We startled, and were startled by, a Great Blue Heron on our walk. It was hanging out next to someone's driveway about six feet from the sidewalk. It leapt into the air attempting to get enough altitude to fly away and found itself hemmed in by the house and the trees overgrowing the driveway. It flapped in a great careening circle, nearly taking out an upper story window on the house, before finding an exit to the street and disappearing over a neighbor's house. Galen was all, "Let me at him; I can take him!" No pup, I don't think you want to go up against that sharp bill. My husband thinks the bird was hunting rodents in the yard. I was thinking the bird was hunting fish and snails in the creek behind the house and walked into the yard after discovering there wasn't enough air space over the creek when it wanted to leave again. Whatever the birds reasons for choosing that driveway, it was definitely not a place I ever expected to encounter a heron.


----------



## Tulsi (Jun 8, 2021)

Amazing! I love herons. Brave Galen.


----------



## For Want of Poodle (Feb 25, 2019)

We had a heron that flew down the river regularly between the trees when I was a teenager. The dogs delighted in chasing it. This progressed to chasing the ducks which progressed to chasing migratory geese which progressed to chasing airplanes.... Yup, jets thousands of feet in the air. 

Never caught any birds to my knowledge, but they did a good job of keeping those airplanes from landing in our yard!


----------



## Deere (Jun 25, 2021)

For Want of Poodle said:


> We had a heron that flew down the river regularly between the trees when I was a teenager.
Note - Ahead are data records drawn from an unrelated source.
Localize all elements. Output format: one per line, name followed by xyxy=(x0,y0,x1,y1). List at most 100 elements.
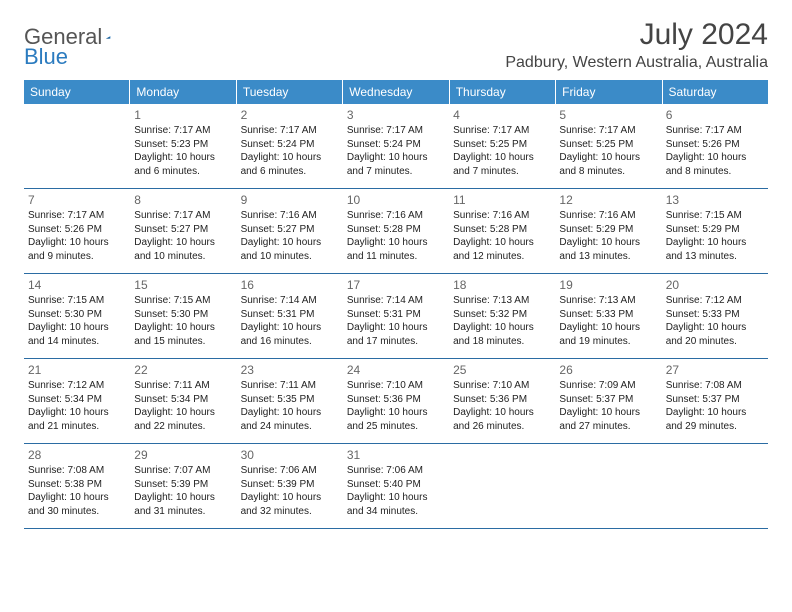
sunrise-text: Sunrise: 7:12 AM xyxy=(28,379,126,393)
day-number: 10 xyxy=(347,192,445,208)
day-number: 24 xyxy=(347,362,445,378)
sunrise-text: Sunrise: 7:16 AM xyxy=(453,209,551,223)
sunrise-text: Sunrise: 7:17 AM xyxy=(134,124,232,138)
day-cell: 18Sunrise: 7:13 AMSunset: 5:32 PMDayligh… xyxy=(449,274,555,358)
sunset-text: Sunset: 5:25 PM xyxy=(559,138,657,152)
day-cell: 13Sunrise: 7:15 AMSunset: 5:29 PMDayligh… xyxy=(662,189,768,273)
sunset-text: Sunset: 5:39 PM xyxy=(241,478,339,492)
daylight-text: Daylight: 10 hours and 22 minutes. xyxy=(134,406,232,433)
sunrise-text: Sunrise: 7:11 AM xyxy=(134,379,232,393)
sunset-text: Sunset: 5:34 PM xyxy=(134,393,232,407)
sunset-text: Sunset: 5:28 PM xyxy=(453,223,551,237)
sunrise-text: Sunrise: 7:09 AM xyxy=(559,379,657,393)
day-cell: 30Sunrise: 7:06 AMSunset: 5:39 PMDayligh… xyxy=(237,444,343,528)
sunset-text: Sunset: 5:29 PM xyxy=(666,223,764,237)
daylight-text: Daylight: 10 hours and 24 minutes. xyxy=(241,406,339,433)
logo-text-2: Blue xyxy=(24,44,68,69)
day-number: 13 xyxy=(666,192,764,208)
day-cell: 3Sunrise: 7:17 AMSunset: 5:24 PMDaylight… xyxy=(343,104,449,188)
day-cell: 14Sunrise: 7:15 AMSunset: 5:30 PMDayligh… xyxy=(24,274,130,358)
day-cell: 6Sunrise: 7:17 AMSunset: 5:26 PMDaylight… xyxy=(662,104,768,188)
day-cell: 9Sunrise: 7:16 AMSunset: 5:27 PMDaylight… xyxy=(237,189,343,273)
sunset-text: Sunset: 5:33 PM xyxy=(666,308,764,322)
day-number: 1 xyxy=(134,107,232,123)
day-header-row: SundayMondayTuesdayWednesdayThursdayFrid… xyxy=(24,80,768,104)
header: General July 2024 Padbury, Western Austr… xyxy=(24,18,768,72)
day-number: 26 xyxy=(559,362,657,378)
day-cell: 16Sunrise: 7:14 AMSunset: 5:31 PMDayligh… xyxy=(237,274,343,358)
day-number: 22 xyxy=(134,362,232,378)
day-number: 4 xyxy=(453,107,551,123)
daylight-text: Daylight: 10 hours and 10 minutes. xyxy=(134,236,232,263)
daylight-text: Daylight: 10 hours and 19 minutes. xyxy=(559,321,657,348)
daylight-text: Daylight: 10 hours and 34 minutes. xyxy=(347,491,445,518)
daylight-text: Daylight: 10 hours and 32 minutes. xyxy=(241,491,339,518)
sunrise-text: Sunrise: 7:16 AM xyxy=(559,209,657,223)
day-number: 23 xyxy=(241,362,339,378)
day-header-cell: Friday xyxy=(556,80,662,104)
sunrise-text: Sunrise: 7:15 AM xyxy=(134,294,232,308)
day-cell: 25Sunrise: 7:10 AMSunset: 5:36 PMDayligh… xyxy=(449,359,555,443)
sunrise-text: Sunrise: 7:13 AM xyxy=(453,294,551,308)
day-number: 18 xyxy=(453,277,551,293)
day-cell: 7Sunrise: 7:17 AMSunset: 5:26 PMDaylight… xyxy=(24,189,130,273)
title-block: July 2024 Padbury, Western Australia, Au… xyxy=(505,18,768,72)
sunset-text: Sunset: 5:33 PM xyxy=(559,308,657,322)
day-header-cell: Saturday xyxy=(663,80,768,104)
sunrise-text: Sunrise: 7:15 AM xyxy=(28,294,126,308)
week-row: 7Sunrise: 7:17 AMSunset: 5:26 PMDaylight… xyxy=(24,189,768,274)
sunrise-text: Sunrise: 7:17 AM xyxy=(666,124,764,138)
day-cell: 23Sunrise: 7:11 AMSunset: 5:35 PMDayligh… xyxy=(237,359,343,443)
day-header-cell: Tuesday xyxy=(237,80,343,104)
sunset-text: Sunset: 5:27 PM xyxy=(134,223,232,237)
sunset-text: Sunset: 5:24 PM xyxy=(347,138,445,152)
sunrise-text: Sunrise: 7:14 AM xyxy=(347,294,445,308)
sunset-text: Sunset: 5:36 PM xyxy=(453,393,551,407)
day-number: 5 xyxy=(559,107,657,123)
day-header-cell: Sunday xyxy=(24,80,130,104)
sunrise-text: Sunrise: 7:08 AM xyxy=(666,379,764,393)
day-cell: 11Sunrise: 7:16 AMSunset: 5:28 PMDayligh… xyxy=(449,189,555,273)
day-cell: 26Sunrise: 7:09 AMSunset: 5:37 PMDayligh… xyxy=(555,359,661,443)
daylight-text: Daylight: 10 hours and 16 minutes. xyxy=(241,321,339,348)
day-number: 19 xyxy=(559,277,657,293)
sunset-text: Sunset: 5:26 PM xyxy=(28,223,126,237)
sunrise-text: Sunrise: 7:07 AM xyxy=(134,464,232,478)
daylight-text: Daylight: 10 hours and 10 minutes. xyxy=(241,236,339,263)
day-number: 16 xyxy=(241,277,339,293)
daylight-text: Daylight: 10 hours and 18 minutes. xyxy=(453,321,551,348)
daylight-text: Daylight: 10 hours and 21 minutes. xyxy=(28,406,126,433)
sunrise-text: Sunrise: 7:10 AM xyxy=(347,379,445,393)
day-header-cell: Thursday xyxy=(450,80,556,104)
sunrise-text: Sunrise: 7:14 AM xyxy=(241,294,339,308)
week-row: 14Sunrise: 7:15 AMSunset: 5:30 PMDayligh… xyxy=(24,274,768,359)
daylight-text: Daylight: 10 hours and 30 minutes. xyxy=(28,491,126,518)
day-number: 3 xyxy=(347,107,445,123)
sunrise-text: Sunrise: 7:08 AM xyxy=(28,464,126,478)
daylight-text: Daylight: 10 hours and 8 minutes. xyxy=(666,151,764,178)
sunset-text: Sunset: 5:31 PM xyxy=(347,308,445,322)
sunrise-text: Sunrise: 7:06 AM xyxy=(347,464,445,478)
sunset-text: Sunset: 5:38 PM xyxy=(28,478,126,492)
daylight-text: Daylight: 10 hours and 12 minutes. xyxy=(453,236,551,263)
day-number: 8 xyxy=(134,192,232,208)
sunset-text: Sunset: 5:23 PM xyxy=(134,138,232,152)
daylight-text: Daylight: 10 hours and 8 minutes. xyxy=(559,151,657,178)
day-header-cell: Monday xyxy=(130,80,236,104)
daylight-text: Daylight: 10 hours and 6 minutes. xyxy=(134,151,232,178)
sunrise-text: Sunrise: 7:16 AM xyxy=(347,209,445,223)
sunset-text: Sunset: 5:39 PM xyxy=(134,478,232,492)
sunset-text: Sunset: 5:36 PM xyxy=(347,393,445,407)
sunrise-text: Sunrise: 7:17 AM xyxy=(347,124,445,138)
day-number: 28 xyxy=(28,447,126,463)
sunrise-text: Sunrise: 7:17 AM xyxy=(241,124,339,138)
sunrise-text: Sunrise: 7:13 AM xyxy=(559,294,657,308)
day-number: 30 xyxy=(241,447,339,463)
logo-triangle-icon xyxy=(106,28,110,46)
sunrise-text: Sunrise: 7:16 AM xyxy=(241,209,339,223)
day-cell: 21Sunrise: 7:12 AMSunset: 5:34 PMDayligh… xyxy=(24,359,130,443)
sunset-text: Sunset: 5:34 PM xyxy=(28,393,126,407)
daylight-text: Daylight: 10 hours and 14 minutes. xyxy=(28,321,126,348)
day-number: 31 xyxy=(347,447,445,463)
day-cell: 5Sunrise: 7:17 AMSunset: 5:25 PMDaylight… xyxy=(555,104,661,188)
The dogs delighted in chasing it. This progressed to chasing the ducks which progressed to chasing migratory geese which progressed to chasing airplanes.... Yup, jets thousands of feet in the air.
> 
> Never caught any birds to my knowledge, but they did a good job of keeping those airplanes from landing in our yard!


I have a male Great Blue Heron that flys low over my backyard and house every evening before dark/dusk like clock work; he's low enough that Ivan(spoo) and I can easily see the color of legs, feet and belly. He flies from the river to a different pond in my neighborhood and as the seasons change his time to fly over changes to match the beginning of dusk. He is beautiful. We also have Canada Geese, variety of ducks, hawks/raptors and birds migrating to the river for the coming winter. I always feel very privileged to view nature.


----------



## Basil_the_Spoo (Sep 1, 2020)

Oh that's coool. We see herons every once in a while. Pretty bird.


----------



## Michigan Gal (Jun 4, 2019)

Since we have a pond we are visited by herons. For a few years we had one come in the morning and a second come in the afternoon. I guess it must be a territory thing Because I saw them both at the same time one morning and I think they were sizing each other up. After that, the younger only came in the afternoon. I would go for creek and fish rather than driveway and rodents.
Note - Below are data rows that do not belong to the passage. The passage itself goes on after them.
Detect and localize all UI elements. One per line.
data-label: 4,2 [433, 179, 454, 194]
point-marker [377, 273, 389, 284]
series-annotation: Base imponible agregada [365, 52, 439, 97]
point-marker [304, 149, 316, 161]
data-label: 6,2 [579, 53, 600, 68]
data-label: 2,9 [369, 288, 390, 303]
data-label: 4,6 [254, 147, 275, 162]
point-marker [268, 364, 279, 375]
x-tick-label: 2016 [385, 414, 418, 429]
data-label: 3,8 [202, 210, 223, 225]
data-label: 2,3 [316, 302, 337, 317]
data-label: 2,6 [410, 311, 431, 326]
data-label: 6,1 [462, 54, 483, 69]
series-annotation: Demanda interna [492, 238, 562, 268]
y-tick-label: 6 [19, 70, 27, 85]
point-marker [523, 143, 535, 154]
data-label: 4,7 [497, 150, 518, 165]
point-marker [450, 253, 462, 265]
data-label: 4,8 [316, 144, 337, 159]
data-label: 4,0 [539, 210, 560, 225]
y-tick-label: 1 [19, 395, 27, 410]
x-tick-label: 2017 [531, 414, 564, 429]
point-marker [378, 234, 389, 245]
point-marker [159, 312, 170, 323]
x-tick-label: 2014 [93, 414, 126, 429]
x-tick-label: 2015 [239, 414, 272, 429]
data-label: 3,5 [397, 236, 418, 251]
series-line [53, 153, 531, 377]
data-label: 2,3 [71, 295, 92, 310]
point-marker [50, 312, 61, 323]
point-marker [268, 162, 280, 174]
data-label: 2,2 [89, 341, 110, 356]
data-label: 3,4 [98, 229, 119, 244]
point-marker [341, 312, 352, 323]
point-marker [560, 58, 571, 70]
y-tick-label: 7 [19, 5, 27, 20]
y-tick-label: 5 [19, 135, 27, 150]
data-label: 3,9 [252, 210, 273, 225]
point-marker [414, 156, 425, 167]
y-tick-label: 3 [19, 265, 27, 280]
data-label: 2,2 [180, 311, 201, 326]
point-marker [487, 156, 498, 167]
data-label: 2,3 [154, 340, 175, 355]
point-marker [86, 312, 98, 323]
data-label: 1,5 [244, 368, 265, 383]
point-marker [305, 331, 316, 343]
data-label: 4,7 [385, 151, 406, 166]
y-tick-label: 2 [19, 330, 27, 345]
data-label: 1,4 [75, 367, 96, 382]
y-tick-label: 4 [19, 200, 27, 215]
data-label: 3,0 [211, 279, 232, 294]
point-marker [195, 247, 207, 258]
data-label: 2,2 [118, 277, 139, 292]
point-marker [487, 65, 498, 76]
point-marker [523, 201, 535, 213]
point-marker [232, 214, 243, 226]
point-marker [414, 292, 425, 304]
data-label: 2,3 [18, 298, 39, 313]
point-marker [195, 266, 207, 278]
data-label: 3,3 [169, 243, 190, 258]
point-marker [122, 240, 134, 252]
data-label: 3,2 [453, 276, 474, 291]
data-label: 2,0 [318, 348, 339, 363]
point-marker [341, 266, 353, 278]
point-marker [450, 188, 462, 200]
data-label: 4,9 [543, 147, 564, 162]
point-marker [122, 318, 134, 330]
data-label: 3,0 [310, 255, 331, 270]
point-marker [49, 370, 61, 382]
The first time my standard poodle (60 pounds) saw a Great Blue Heron he very wisely kept his distance.


----------



## BennieJets (Oct 10, 2021)

I LOVE herons. 
Our family went kayaking this summer-- we live near some pretty amazing waterways and forests where I live. And during the trip a heron flew back and forth in front of me, just a few feet away. Then an adolescent one let my son, daughter and partner paddle up to it, about six feet away, while it speared and ate a fish. So magical 😍 I'm really into synchronicity and feeling that unspeakable connection we have to all living things.


----------



## cowpony (Dec 30, 2009)

BennieJets said:


> I LOVE herons.
> Our family went kayaking this summer-- we live near some pretty amazing waterways and forests where I live. And during the trip a heron flew back and forth in front of me, just a few feet away. Then an adolescent one let my son, daughter and partner paddle up to it, about six feet away, while it speared and ate a fish. So magical 😍 I'm really into synchronicity and feeling that unspeakable connection we have to all living things.


This one was giving off a vibe of awkward panic rather than majesty. His almost 2 meter wingspan was much too large for the air space. He definitely needed a bigger runway.


----------